Pracoholizm, jak każdy inny nałóg (alkoholizm, narkomania, uzależnienie od internetu), pełni funkcję zastępczą - w ujęciu psychoanalizy traktowany jest jako sublimacja popędu seksualnego, jest formą ucieczki od bliskości. Rzucanie się w wir pracy pozwala zapomnieć o kondycji bliskiego związku, o poczuciu osamotnienia, braku czegoś lub kogoś, ale już później trudno ten proces zatrzymać i dokonać autorefleksji nad jakością własnej egzystencji. Konsekwencje takiego wyniszczającego trybu życia są zastraszające.
Objawy pracoholizmu poprzedzają sygnały ostrzegawcze. Wśród nich na początku pojawia się częste niedotrzymywanie obietnic wobec najbliższych i przyjaciół, utrata kontroli nad czasem (analogia do "urwanego filmu" przytrafiającego się alkoholikom).

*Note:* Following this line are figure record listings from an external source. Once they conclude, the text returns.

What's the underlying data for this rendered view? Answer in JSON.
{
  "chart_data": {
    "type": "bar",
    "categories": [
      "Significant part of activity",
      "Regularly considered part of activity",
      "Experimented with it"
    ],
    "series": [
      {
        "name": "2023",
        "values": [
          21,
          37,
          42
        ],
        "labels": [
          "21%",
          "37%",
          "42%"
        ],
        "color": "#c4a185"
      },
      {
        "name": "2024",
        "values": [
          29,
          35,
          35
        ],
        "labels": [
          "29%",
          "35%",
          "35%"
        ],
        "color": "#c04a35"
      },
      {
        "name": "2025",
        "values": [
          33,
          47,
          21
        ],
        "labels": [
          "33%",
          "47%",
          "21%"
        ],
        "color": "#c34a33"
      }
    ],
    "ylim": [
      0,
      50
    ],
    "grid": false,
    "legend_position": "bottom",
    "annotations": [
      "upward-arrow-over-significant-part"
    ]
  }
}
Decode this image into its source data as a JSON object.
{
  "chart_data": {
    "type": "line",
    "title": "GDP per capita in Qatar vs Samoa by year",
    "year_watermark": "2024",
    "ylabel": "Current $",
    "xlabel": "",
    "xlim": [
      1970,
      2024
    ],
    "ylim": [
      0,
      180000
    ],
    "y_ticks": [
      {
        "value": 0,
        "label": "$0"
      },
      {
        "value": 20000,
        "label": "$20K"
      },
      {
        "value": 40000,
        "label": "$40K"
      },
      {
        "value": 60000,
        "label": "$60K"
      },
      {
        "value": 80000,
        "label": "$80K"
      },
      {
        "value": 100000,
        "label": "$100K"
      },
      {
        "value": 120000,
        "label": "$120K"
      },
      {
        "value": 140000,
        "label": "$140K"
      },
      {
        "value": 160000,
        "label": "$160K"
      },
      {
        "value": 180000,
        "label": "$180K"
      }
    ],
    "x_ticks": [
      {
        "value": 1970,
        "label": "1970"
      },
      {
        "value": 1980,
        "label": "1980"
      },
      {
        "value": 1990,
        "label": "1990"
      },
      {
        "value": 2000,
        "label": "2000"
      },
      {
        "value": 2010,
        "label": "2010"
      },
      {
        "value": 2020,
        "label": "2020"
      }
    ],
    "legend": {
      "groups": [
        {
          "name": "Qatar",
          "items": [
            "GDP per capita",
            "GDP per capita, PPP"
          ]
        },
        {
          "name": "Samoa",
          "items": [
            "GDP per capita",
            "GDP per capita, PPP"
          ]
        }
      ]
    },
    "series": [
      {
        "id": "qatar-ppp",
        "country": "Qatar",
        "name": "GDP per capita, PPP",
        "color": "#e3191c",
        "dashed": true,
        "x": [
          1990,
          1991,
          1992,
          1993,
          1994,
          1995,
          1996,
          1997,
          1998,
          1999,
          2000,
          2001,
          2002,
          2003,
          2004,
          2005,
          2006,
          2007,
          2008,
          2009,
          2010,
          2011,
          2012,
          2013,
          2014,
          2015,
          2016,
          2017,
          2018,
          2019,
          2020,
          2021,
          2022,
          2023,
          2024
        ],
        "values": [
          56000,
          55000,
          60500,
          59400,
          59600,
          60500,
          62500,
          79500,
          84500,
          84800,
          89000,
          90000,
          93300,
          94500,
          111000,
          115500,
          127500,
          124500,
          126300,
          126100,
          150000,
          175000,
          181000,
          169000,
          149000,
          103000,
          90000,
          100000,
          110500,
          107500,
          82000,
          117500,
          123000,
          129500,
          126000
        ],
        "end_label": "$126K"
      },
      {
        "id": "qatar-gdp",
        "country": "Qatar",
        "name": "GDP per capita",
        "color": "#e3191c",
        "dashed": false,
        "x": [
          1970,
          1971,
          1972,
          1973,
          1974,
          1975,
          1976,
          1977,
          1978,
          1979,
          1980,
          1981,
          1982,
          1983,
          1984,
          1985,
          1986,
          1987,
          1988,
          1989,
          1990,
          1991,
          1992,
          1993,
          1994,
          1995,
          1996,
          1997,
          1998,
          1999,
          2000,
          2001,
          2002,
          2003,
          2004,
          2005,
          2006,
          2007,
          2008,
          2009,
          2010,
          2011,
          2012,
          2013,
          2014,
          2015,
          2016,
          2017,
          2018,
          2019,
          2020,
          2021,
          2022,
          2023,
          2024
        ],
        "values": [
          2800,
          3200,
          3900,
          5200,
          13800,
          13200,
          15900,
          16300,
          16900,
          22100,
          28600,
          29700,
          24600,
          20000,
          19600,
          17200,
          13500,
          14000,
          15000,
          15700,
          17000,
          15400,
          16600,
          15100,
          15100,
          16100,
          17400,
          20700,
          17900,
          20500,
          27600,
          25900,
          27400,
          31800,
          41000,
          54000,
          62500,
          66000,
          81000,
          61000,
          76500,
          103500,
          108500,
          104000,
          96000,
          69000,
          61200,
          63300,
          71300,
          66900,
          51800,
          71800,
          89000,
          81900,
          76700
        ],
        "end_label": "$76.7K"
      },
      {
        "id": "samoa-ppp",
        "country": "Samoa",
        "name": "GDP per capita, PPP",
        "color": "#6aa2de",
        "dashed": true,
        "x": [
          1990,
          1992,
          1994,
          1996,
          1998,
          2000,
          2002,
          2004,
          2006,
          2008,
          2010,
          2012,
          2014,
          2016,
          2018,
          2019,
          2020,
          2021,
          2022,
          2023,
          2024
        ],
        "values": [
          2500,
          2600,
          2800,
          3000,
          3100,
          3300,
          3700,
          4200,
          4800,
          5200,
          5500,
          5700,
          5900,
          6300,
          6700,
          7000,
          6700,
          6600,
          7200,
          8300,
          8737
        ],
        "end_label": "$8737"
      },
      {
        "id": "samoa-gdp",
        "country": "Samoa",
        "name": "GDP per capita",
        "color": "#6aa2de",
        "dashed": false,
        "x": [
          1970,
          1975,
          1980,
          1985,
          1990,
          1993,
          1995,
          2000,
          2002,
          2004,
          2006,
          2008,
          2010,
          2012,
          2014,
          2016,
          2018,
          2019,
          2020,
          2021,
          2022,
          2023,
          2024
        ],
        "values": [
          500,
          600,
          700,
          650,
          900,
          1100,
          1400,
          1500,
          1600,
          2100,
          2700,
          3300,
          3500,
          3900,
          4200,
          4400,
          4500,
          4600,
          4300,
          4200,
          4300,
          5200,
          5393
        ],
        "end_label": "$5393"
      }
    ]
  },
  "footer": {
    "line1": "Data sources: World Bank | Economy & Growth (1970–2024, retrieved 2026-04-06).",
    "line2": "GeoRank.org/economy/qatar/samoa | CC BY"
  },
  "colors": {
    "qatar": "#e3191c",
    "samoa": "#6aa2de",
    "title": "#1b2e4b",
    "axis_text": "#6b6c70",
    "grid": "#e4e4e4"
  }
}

Uzależnione od pracy osoby cechuje:
- potrzebują i stale poszukują aprobaty i potwierdzenia swojej wartości, szczególnie w obszarze wykonywanej pracy,
- są nadmiernie odpowiedzialne albo - gdy obciążenie przekracza ich siły - zachowują się zupełnie nieodpowiedzialnie,
- poprzez swój nałogowy sposób wykonywania pracy stają się wyobcowane z otoczenia; czują się nieco "inne", w swoim subiektywnym odczuciu - lepsze od innych,
- organizują swoje życie i pracę tak, aby stale mieć kontrolę nad sytuacją,
- mają trudności z ukończeniem rozpoczętego projektu, gdyż w ramach pracy nad nim podejmują dodatkowe zadania, mające go udoskonalić,
- brakuje im wyczucia równowagi między pracą a resztą życia,
- oczekują natychmiastowej gratyfikacji, wskutek czego często wykonują pracę dla samej pracy,
- często planują działanie z myślą o efektach końcowych, nie zwracając uwagi na szczegóły, których zaniedbywanie negatywnie wpływa na efekt pracy,
- nieświadomie poszukują napięć i kryzysowych sytuacji, w których cierpią ("Żyję w napięciu, więc jestem."),
- otaczają się ludźmi, którzy podzielają ich nierealistyczne standardy pracy. Unikają konfrontacji z innym sposobem życia i myślenia, przez deprecjonowanie ludzi o odmiennych poglądach,
- przez nałogowy sposób pracy doprowadzają do zagrożenia jej jakości i całego swojego życia,
- mają krytyczny stosunek do innych i oczekują tego samego z ich strony w odniesieniu do siebie,
- stale "ścigają się z czasem"; spóźniają się, nie umieją wybierać rzeczy najważniejszych,
- kłamią - choć nie muszą - zwłaszcza, gdy chodzi o ilość i czas wykonywanej pracy; z góry bowiem wiedzą, że nie dotrzymają słowa,
- bezlitośnie osądzają siebie, współpracowników i swoich najbliższych,
- z trudnością - jeśli w ogóle - uzyskują radość, spokój i rozluźnienie,
- traktują siebie samych śmiertelnie poważnie,
- mają trudności w utrzymaniu bliskich przyjaźni i intymnych związków,
- wycofują się z bliskich emocjonalnych i erotycznych związków partnerskich na rzecz podniecenia pracą lub przejściowej fascynacji erotycznej kimś z miejsca pracy. Fascynacja ta, jeśli staje się codzienną bliskością, mija w obawie przed tą właśnie bliskością, która dla wypalonego emocjonalnie człowieka jest ciężarem trudnym do uniesienia.[1]